Y mientras los perros y el
coatí se revolvían por las profundas cunetas del camino, ella, la real fiera de
dos meses, seguía gravemente a tres metros detrás de nosotros, con su gran lazo
celeste al cuello y sus ojos del mismo color.
Con los animalitos de presa
se suscita, tarde o temprano, el problema de la alimentación con carne
viva.
Nuestro problema, retardado
por una constante vigilancia, estalló un día, llevándose la vida de nuestra
predilecta con él.
La joven tigre no comía sino
carne cocida. Jamás había probado otra cosa. Aún más; desdeñaba la carne cruda,
según lo verificamos una y otra vez.
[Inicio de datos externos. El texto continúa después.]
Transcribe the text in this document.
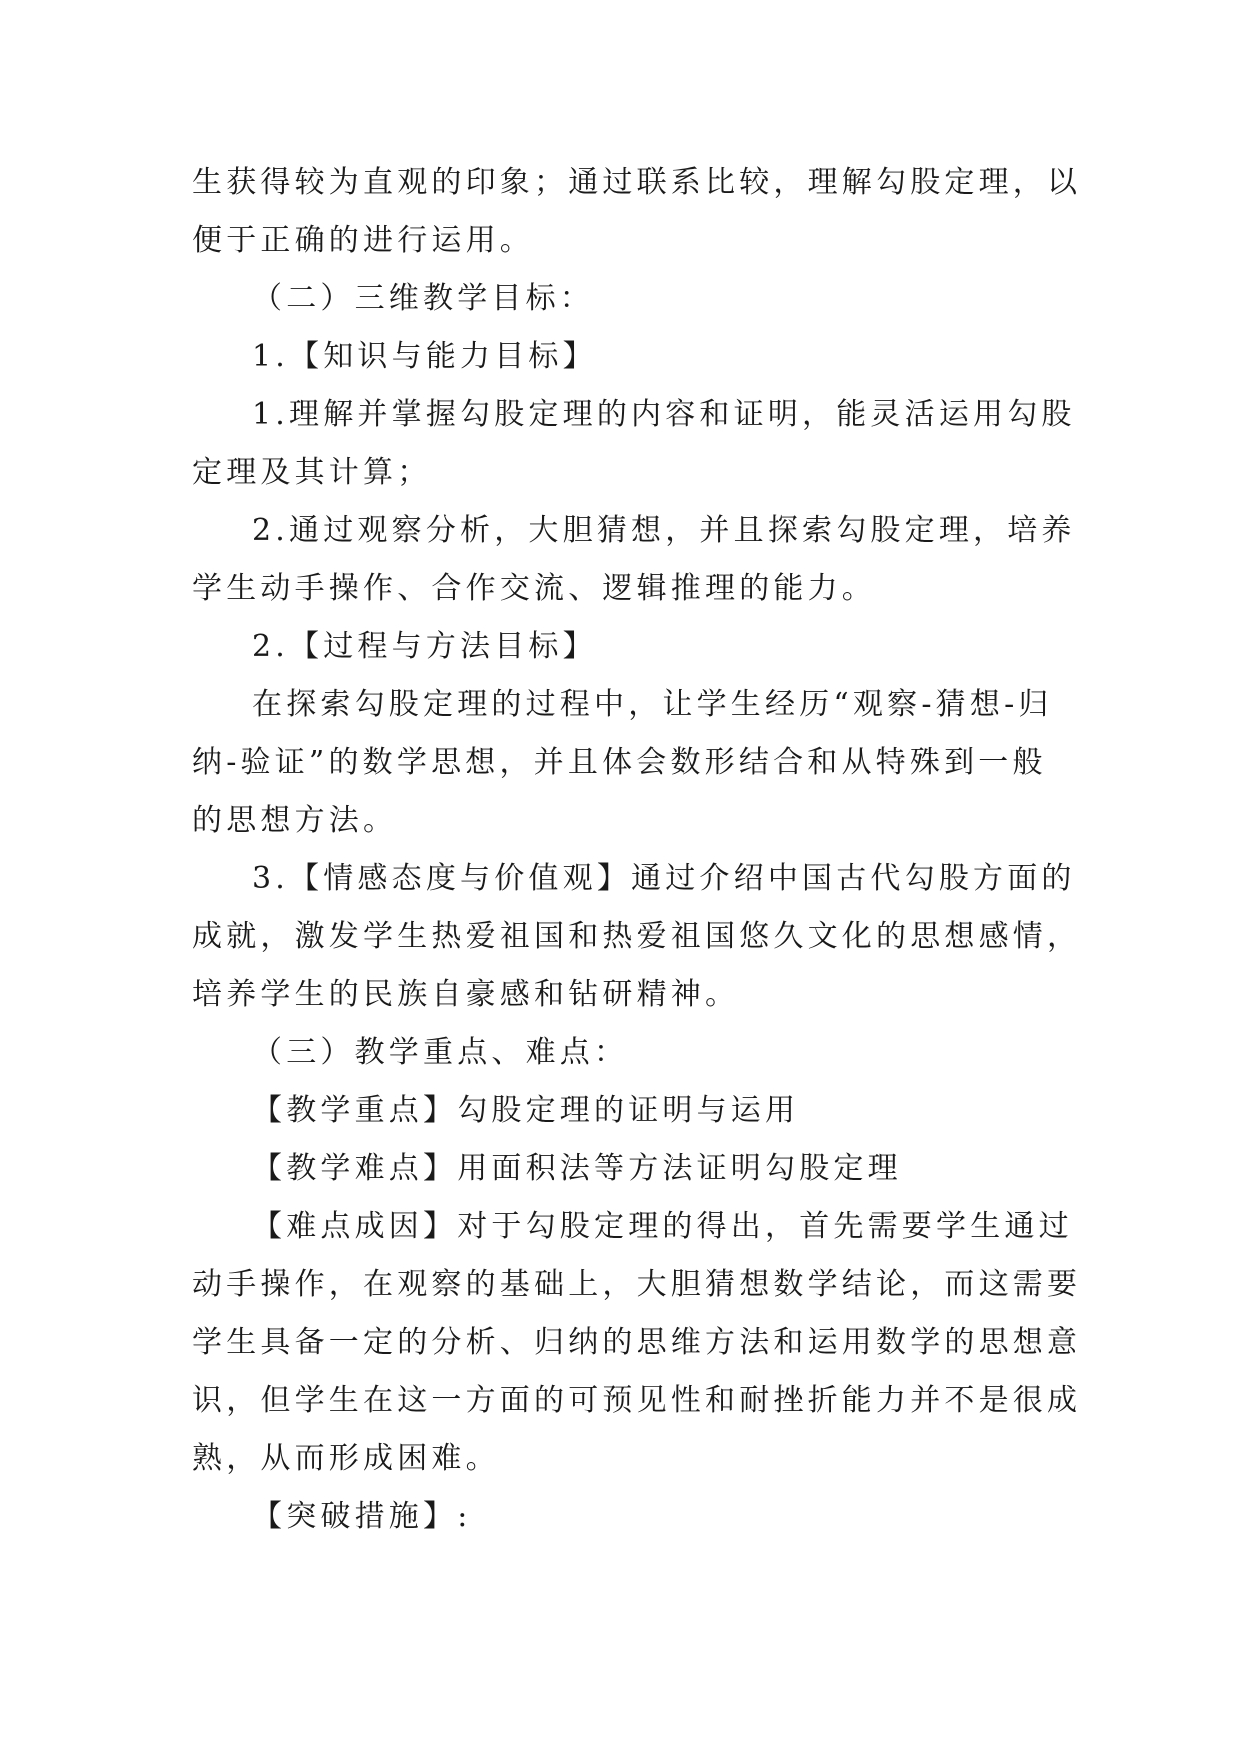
生获得较为直观的印象；通过联系比较，理解勾股定理，以
便于正确的进行运用。
（二）三维教学目标：
1.【知识与能力目标】
1.理解并掌握勾股定理的内容和证明，能灵活运用勾股
定理及其计算；
2.通过观察分析，大胆猜想，并且探索勾股定理，培养
学生动手操作、合作交流、逻辑推理的能力。
2.【过程与方法目标】
在探索勾股定理的过程中，让学生经历“观察-猜想-归
纳-验证”的数学思想，并且体会数形结合和从特殊到一般
的思想方法。
3.【情感态度与价值观】通过介绍中国古代勾股方面的
成就，激发学生热爱祖国和热爱祖国悠久文化的思想感情，
培养学生的民族自豪感和钻研精神。
（三）教学重点、难点：
【教学重点】勾股定理的证明与运用
【教学难点】用面积法等方法证明勾股定理
【难点成因】对于勾股定理的得出，首先需要学生通过
动手操作，在观察的基础上，大胆猜想数学结论，而这需要
学生具备一定的分析、归纳的思维方法和运用数学的思想意
识，但学生在这一方面的可预见性和耐挫折能力并不是很成
熟，从而形成困难。
【突破措施】:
Nunca le notamos interés alguno por las
ratas del campo que de noche cruzaban el patio y, menos aún, por las gallinas,
rodeadas entonces de pollos.
Una gallina nuestra, gran
preferida de la casa, criada al lado de las tazas de café con leche, sacó en
esos días pollitos. Como madre, era aquella gallina única; no perdía jamás un
pollo. La
casa, pues, estaba de parabienes.
Un mediodía de ésos, oímos en
el patio los estertores de agonía de nuestra gallina, exactamente como si la estrangularan. Salté
afuera y vi a nuestra tigre, erizada y espumando sangre por la boca, prendida
con garras y dientes del cuello de la gallina.
Más nervioso de lo que yo
hubiera querido estar, cogí a la fierecilla por el cuello y la arrojé rodando
por el piso de arena del patio y sin intención de hacerle daño.
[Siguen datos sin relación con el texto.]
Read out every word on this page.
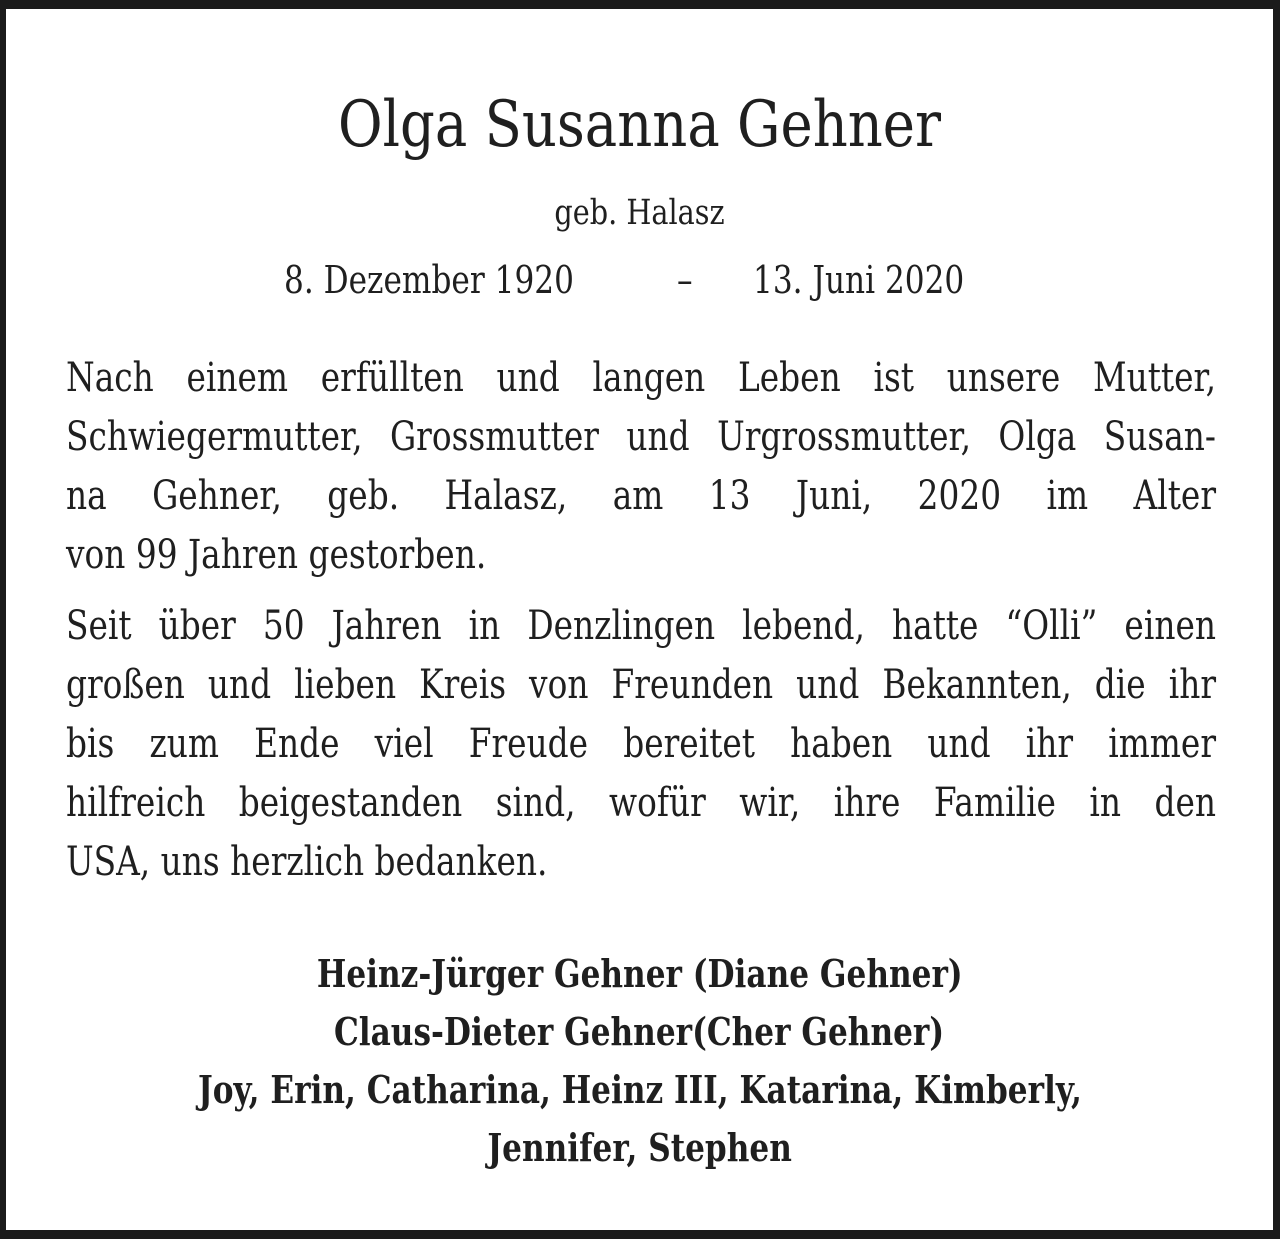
Olga Susanna Gehner
geb. Halasz
8. Dezember 1920	– 13. Juni 2020
Nach einem erfüllten und langen Leben ist unsere Mutter,
Schwiegermutter, Grossmutter und Urgrossmutter, Olga Susan-
na Gehner, geb. Halasz, am 13 Juni, 2020 im Alter
von 99 Jahren gestorben.
Seit über 50 Jahren in Denzlingen lebend, hatte “Olli” einen
großen und lieben Kreis von Freunden und Bekannten, die ihr
bis zum Ende viel Freude bereitet haben und ihr immer
hilfreich beigestanden sind, wofür wir, ihre Familie in den
USA, uns herzlich bedanken.
Heinz-Jürger Gehner (Diane Gehner)
Claus-Dieter Gehner(Cher Gehner)
Joy, Erin, Catharina, Heinz III, Katarina, Kimberly,
Jennifer, Stephen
Pero no tuve suerte. En un
costado del mismo patio, entre dos palmeras, había ese día una piedra. Jamás
había estado allí. Era en casa un rígido dogma el que no hubiera nunca piedras
en el patio. Girando sobre sí misma, nuestro tigre alcanzó hasta la piedra y
golpeó contra ella la
cabeza. La fatalidad procede a veces así.
Dos horas después nuestra
pupila moría. No fue esa tarde un día feliz para nosotros.
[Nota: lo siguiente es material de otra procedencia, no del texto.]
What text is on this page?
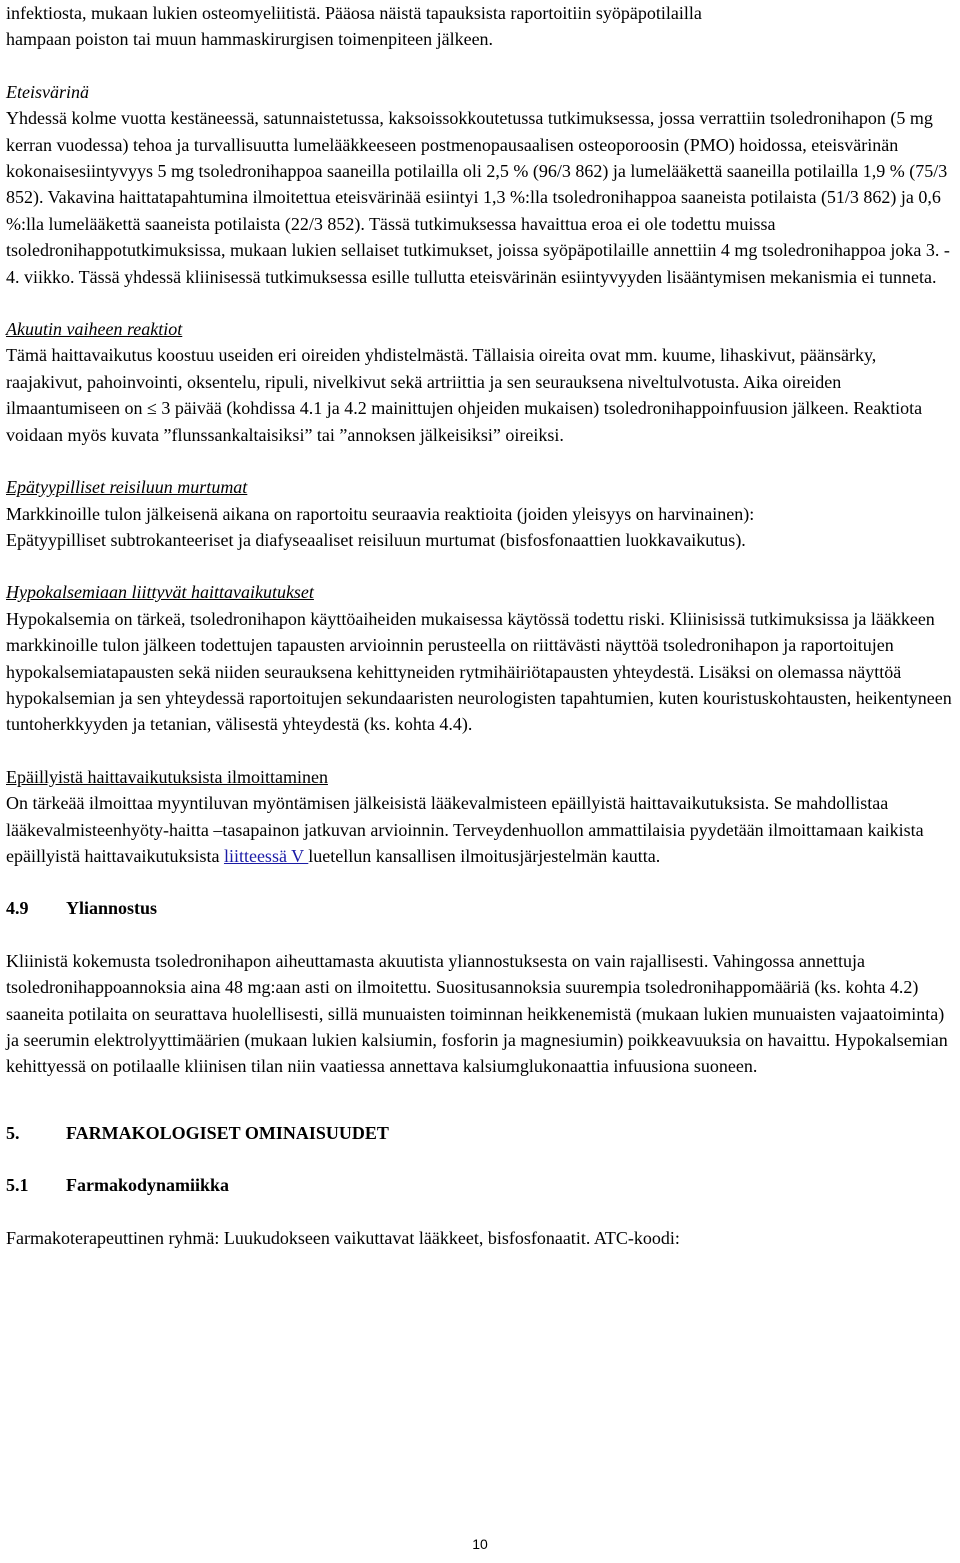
infektiosta, mukaan lukien osteomyeliitistä. Pääosa näistä tapauksista raportoitiin syöpäpotilailla

hampaan poiston tai muun hammaskirurgisen toimenpiteen jälkeen.

Eteisvärinä

Yhdessä kolme vuotta kestäneessä, satunnaistetussa, kaksoissokkoutetussa tutkimuksessa, jossa verrattiin tsoledronihapon (5 mg kerran vuodessa) tehoa ja turvallisuutta lumelääkkeeseen postmenopausaalisen osteoporoosin (PMO) hoidossa, eteisvärinän kokonaisesiintyvyys 5 mg tsoledronihappoa saaneilla potilailla oli 2,5 % (96/3 862) ja lumelääkettä saaneilla potilailla 1,9 % (75/3 852). Vakavina haittatapahtumina ilmoitettua eteisvärinää esiintyi 1,3 %:lla tsoledronihappoa saaneista potilaista (51/3 862) ja 0,6 %:lla lumelääkettä saaneista potilaista (22/3 852). Tässä tutkimuksessa havaittua eroa ei ole todettu muissa tsoledronihappotutkimuksissa, mukaan lukien sellaiset tutkimukset, joissa syöpäpotilaille annettiin 4 mg tsoledronihappoa joka 3. - 4. viikko. Tässä yhdessä kliinisessä tutkimuksessa esille tullutta eteisvärinän esiintyvyyden lisääntymisen mekanismia ei tunneta.

Akuutin vaiheen reaktiot

Tämä haittavaikutus koostuu useiden eri oireiden yhdistelmästä. Tällaisia oireita ovat mm. kuume, lihaskivut, päänsärky, raajakivut, pahoinvointi, oksentelu, ripuli, nivelkivut sekä artriittia ja sen seurauksena niveltulvotusta. Aika oireiden ilmaantumiseen on ≤ 3 päivää (kohdissa 4.1 ja 4.2 mainittujen ohjeiden mukaisen) tsoledronihappoinfuusion jälkeen. Reaktiota voidaan myös kuvata ”flunssankaltaisiksi” tai ”annoksen jälkeisiksi” oireiksi.

Epätyypilliset reisiluun murtumat

Markkinoille tulon jälkeisenä aikana on raportoitu seuraavia reaktioita (joiden yleisyys on harvinainen):

Epätyypilliset subtrokanteeriset ja diafyseaaliset reisiluun murtumat (bisfosfonaattien luokkavaikutus).

Hypokalsemiaan liittyvät haittavaikutukset

Hypokalsemia on tärkeä, tsoledronihapon käyttöaiheiden mukaisessa käytössä todettu riski. Kliinisissä tutkimuksissa ja lääkkeen markkinoille tulon jälkeen todettujen tapausten arvioinnin perusteella on riittävästi näyttöä tsoledronihapon ja raportoitujen hypokalsemiatapausten sekä niiden seurauksena kehittyneiden rytmihäiriötapausten yhteydestä. Lisäksi on olemassa näyttöä hypokalsemian ja sen yhteydessä raportoitujen sekundaaristen neurologisten tapahtumien, kuten kouristuskohtausten, heikentyneen tuntoherkkyyden ja tetanian, välisestä yhteydestä (ks. kohta 4.4).

Epäillyistä haittavaikutuksista ilmoittaminen

On tärkeää ilmoittaa myyntiluvan myöntämisen jälkeisistä lääkevalmisteen epäillyistä haittavaikutuksista. Se mahdollistaa lääkevalmisteenhyöty-haitta –tasapainon jatkuvan arvioinnin. Terveydenhuollon ammattilaisia pyydetään ilmoittamaan kaikista epäillyistä haittavaikutuksista liitteessä V luetellun kansallisen ilmoitusjärjestelmän kautta.

4.9 Yliannostus

Kliinistä kokemusta tsoledronihapon aiheuttamasta akuutista yliannostuksesta on vain rajallisesti. Vahingossa annettuja tsoledronihappoannoksia aina 48 mg:aan asti on ilmoitettu. Suositusannoksia suurempia tsoledronihappomääriä (ks. kohta 4.2) saaneita potilaita on seurattava huolellisesti, sillä munuaisten toiminnan heikkenemistä (mukaan lukien munuaisten vajaatoiminta) ja seerumin elektrolyyttimäärien (mukaan lukien kalsiumin, fosforin ja magnesiumin) poikkeavuuksia on havaittu. Hypokalsemian kehittyessä on potilaalle kliinisen tilan niin vaatiessa annettava kalsiumglukonaattia infuusiona suoneen.

5.	FARMAKOLOGISET OMINAISUUDET

5.1 Farmakodynamiikka

Farmakoterapeuttinen ryhmä: Luukudokseen vaikuttavat lääkkeet, bisfosfonaatit. ATC-koodi:

10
Cuatro años más tarde, hallé
entre los bambúes de casa, pero no en el suelo, sino a varios metros de altura,
mi cuchillo de monte con que mis chicos habían cavado la fosa para la tigresita
y que ellos habían olvidado de recoger después del entierro.
Había quedado, sin duda,
sujeto entre los gajos nacientes de algún pequeño bambú. Y, con su crecimiento
de cuatro años, la caña había arrastrado mi cuchillo hasta allá.